Avant l’école, le premier ailleurs, loin de la famille n’est pas un endroit où l’on est en sécurité. C’est l’endroit des injustices cautionnées indirectement par l’autorité parentale. Le frère est exceptionnel parce qu’il a des pouvoirs. Encore aujourd’hui il est raconté comme un héros. Vers l’âge de la lecture il peut retenir des quantités de choses sur des sujets précis : les dinosaures, les trains, les requins. Il connaît le nom des espèces, l’origine de leur nom, leur poids, leur alimentation. Elle, elle n’est pas intéressante. Comme son frère refuse tout contact, Daphné s’en va dans le jardin des heures pour s’inventer des histoires. Lui on le raconte déjà. « Je » doit se raconter. Elle se souvient d’un état de solitude immense mais auquel elle a fini par prendre goût. Seule, elle se parle et ses mots ont une texture, quelque chose du réconfort. Bientôt au lieu de se raconter ses histoires à haute voix, elle va prendre un livre. Le premier livre qui l’ait émue jusqu’aux larmes : Le Lion de Kessel. La lecture devient son espace parce que son frère n’aime pas lire. Il lui permet de le prendre. La petite fille de l’histoire est seule, isolée des hommes qui ne lui accordent pas de temps mais elle a tout de même quelque chose d’extraordinaire et de bien à elle : son enfance avec le lion.
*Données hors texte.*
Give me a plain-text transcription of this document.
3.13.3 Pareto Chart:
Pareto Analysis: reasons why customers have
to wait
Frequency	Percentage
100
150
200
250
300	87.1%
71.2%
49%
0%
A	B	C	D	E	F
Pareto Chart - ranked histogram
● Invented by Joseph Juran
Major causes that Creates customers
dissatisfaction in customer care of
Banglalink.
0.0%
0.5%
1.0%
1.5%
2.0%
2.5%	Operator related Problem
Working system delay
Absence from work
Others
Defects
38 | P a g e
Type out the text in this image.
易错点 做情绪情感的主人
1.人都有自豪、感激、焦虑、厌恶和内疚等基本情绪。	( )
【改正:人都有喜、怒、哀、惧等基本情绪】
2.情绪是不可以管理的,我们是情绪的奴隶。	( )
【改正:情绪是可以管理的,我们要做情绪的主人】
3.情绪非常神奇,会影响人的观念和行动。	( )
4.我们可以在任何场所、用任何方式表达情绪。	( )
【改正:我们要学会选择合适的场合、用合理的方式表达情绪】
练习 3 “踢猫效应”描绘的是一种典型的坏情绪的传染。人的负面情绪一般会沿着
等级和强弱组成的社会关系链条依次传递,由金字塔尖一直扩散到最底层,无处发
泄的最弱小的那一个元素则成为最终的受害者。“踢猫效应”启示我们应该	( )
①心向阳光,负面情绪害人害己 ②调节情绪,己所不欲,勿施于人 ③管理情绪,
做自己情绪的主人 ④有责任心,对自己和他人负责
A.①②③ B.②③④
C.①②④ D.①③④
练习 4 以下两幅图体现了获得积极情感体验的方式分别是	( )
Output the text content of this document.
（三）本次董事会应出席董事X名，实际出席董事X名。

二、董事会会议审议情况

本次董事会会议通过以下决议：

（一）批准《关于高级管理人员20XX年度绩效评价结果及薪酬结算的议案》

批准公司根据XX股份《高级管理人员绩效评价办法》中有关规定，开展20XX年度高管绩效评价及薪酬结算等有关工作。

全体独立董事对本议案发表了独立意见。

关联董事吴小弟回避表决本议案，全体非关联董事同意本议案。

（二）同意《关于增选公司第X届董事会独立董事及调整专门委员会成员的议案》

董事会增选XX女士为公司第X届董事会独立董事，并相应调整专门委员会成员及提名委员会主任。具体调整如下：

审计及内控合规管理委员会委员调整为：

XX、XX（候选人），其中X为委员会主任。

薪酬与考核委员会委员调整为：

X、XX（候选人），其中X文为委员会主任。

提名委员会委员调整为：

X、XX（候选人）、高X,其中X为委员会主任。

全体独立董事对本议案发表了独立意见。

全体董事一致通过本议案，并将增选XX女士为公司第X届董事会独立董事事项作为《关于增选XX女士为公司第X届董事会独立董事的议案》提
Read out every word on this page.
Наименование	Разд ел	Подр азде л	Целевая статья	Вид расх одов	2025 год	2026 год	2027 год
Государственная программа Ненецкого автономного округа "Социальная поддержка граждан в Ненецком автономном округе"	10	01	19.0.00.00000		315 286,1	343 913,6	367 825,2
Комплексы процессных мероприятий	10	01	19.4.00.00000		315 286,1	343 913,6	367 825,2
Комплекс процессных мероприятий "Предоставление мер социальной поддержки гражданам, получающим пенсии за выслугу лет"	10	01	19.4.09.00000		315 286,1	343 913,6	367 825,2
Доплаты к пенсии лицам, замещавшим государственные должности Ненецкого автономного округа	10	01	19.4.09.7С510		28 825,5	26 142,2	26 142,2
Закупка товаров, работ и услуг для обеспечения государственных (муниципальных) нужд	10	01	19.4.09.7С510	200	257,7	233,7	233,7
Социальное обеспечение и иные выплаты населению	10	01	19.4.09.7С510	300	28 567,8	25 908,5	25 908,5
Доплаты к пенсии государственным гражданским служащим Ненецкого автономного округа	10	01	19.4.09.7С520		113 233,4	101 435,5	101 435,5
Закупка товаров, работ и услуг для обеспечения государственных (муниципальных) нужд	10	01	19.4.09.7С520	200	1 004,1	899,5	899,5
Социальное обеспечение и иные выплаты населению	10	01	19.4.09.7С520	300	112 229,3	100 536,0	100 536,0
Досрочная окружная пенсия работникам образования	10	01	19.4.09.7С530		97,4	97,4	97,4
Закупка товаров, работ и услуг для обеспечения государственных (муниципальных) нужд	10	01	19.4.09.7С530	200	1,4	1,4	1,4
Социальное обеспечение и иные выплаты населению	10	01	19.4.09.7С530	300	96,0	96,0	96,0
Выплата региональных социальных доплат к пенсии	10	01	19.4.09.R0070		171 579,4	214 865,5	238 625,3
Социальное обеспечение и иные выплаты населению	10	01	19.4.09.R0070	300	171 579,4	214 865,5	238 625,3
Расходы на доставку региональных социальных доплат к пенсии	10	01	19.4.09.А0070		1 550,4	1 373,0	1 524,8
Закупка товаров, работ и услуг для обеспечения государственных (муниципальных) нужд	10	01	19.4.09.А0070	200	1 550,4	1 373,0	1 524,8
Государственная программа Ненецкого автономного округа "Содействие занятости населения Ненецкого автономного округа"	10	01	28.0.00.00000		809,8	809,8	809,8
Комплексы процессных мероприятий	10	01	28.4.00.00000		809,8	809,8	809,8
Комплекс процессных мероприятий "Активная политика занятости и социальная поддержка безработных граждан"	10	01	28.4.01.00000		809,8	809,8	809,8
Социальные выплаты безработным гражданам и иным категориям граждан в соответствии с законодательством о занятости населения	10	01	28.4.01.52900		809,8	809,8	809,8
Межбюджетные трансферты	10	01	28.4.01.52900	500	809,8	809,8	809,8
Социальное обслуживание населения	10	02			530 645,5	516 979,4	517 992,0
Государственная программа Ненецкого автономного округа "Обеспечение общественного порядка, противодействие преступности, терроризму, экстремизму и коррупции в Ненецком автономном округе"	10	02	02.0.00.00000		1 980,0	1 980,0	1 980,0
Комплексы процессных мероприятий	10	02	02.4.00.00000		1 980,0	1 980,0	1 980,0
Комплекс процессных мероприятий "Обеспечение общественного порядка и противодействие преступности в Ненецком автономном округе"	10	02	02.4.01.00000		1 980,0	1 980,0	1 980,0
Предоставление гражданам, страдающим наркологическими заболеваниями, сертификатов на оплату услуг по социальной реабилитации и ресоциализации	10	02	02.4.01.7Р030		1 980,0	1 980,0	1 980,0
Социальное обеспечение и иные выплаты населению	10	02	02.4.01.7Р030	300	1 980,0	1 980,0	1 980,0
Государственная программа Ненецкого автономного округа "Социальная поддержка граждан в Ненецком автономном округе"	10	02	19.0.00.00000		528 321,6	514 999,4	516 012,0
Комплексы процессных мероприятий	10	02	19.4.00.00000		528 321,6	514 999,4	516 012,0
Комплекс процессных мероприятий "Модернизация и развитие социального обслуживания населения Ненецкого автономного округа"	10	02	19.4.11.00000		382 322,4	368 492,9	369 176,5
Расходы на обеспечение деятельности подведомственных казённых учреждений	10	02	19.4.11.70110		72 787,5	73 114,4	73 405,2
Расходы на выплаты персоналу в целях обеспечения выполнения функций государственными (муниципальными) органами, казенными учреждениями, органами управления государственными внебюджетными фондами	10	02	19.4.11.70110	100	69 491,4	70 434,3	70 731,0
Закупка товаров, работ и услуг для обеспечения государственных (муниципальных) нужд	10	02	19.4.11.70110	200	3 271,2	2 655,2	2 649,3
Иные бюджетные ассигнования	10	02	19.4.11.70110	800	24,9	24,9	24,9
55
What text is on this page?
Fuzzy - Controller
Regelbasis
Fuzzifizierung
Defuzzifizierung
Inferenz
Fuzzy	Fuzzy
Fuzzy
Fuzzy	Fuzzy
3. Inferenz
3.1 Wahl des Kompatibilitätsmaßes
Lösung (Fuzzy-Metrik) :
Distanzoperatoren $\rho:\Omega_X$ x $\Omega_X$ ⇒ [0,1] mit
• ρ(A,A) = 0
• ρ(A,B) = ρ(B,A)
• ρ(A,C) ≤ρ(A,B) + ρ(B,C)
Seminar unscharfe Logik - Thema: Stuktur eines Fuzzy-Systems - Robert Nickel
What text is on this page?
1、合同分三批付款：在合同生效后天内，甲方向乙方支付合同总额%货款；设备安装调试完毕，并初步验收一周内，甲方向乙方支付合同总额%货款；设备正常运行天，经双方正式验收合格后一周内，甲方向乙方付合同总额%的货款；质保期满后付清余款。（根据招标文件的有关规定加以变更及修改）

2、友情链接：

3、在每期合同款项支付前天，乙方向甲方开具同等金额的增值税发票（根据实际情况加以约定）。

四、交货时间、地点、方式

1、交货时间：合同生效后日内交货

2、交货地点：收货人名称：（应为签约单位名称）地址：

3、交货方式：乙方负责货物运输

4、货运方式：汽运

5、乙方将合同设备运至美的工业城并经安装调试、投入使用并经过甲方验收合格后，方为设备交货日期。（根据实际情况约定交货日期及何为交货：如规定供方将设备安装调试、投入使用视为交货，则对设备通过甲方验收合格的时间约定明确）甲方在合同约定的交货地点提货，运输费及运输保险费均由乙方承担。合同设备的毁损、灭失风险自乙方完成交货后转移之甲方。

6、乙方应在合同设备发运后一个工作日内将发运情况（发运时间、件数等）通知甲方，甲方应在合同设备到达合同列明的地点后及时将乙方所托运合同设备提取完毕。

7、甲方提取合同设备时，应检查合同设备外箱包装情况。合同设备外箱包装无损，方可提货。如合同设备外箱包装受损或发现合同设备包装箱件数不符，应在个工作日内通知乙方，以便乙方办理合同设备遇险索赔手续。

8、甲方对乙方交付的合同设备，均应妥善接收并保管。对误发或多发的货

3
L’anesthésie au travers du récit :

Il faut des pages pour observer ces femmes là. La grand-mère, la mère et la fille. La grand-mère est née Marie, le 27 Janvier 1936 à Saint-Cyr-du-Bailleul d’une famille où « y’avait plus riche que nous, oui, mais y avait pas beaucoup plus pauvre ». Elle est la sixième enfant parmi ses neufs frères et sœurs. Sa mère est orpheline, enfant de l’assistance publique. C’est surement à cette époque que la mère de Marie apprend brièvement à lire et à écrire avant de devenir bonne à tout faire chez sa mère adoptive. Elle épouse un charpentier dans cet endroit de la Normandie. Est-ce un mariage d’amour ? L’arrière grand-mère est croyante, « c’est ce qui la sauve ». Vieille, elle passe ses journées à lire. Qui lui a appris ? Son mari, alcoolique, frappe les enfants. Il frappe aussi la mère. Y a t-il eu d’autres tabous ? On sait qu’à l’époque, quand Marie est enfant elle est considérée comme une fille de pauvre, mais elle dit qu’il y avait plus que ça, elle était la fille d’une orpheline : « Orpheline ça veut dire que tu es tellement rien que même tes parents ont pas voulu de toi, tu es tellement pauvre qu’ils ont pas pu te nourrir, mais surtout ils ont pas voulu. Quant on veut on peut toujours ».

Marie se souvient des enfants le soir, dans cette minuscule maison perdue. Du moins c’est ce que « je » s’imagine. Ils se mettent autour du feu de cheminée quand il fait froid. Peut-être discutent-ils là un long moment après l’école. Tout à coup la mère se retourne, les enfants ont disparus par la trappe du grenier. La mère est pratiquement sourde mais pas les enfants. Le signal c’est la voix qui raisonne dans les murs de la cheminée. Tout le monde se précipite vers l’échelle en bois. Dans cette famille là c’est chacun pour soi. Si l’une des plus jeunes se fait frapper aucun des grands frères ne s’interposent. Il y a déni de l’autre. Si c’est lui c’est que c’est pas moi et tant mieux.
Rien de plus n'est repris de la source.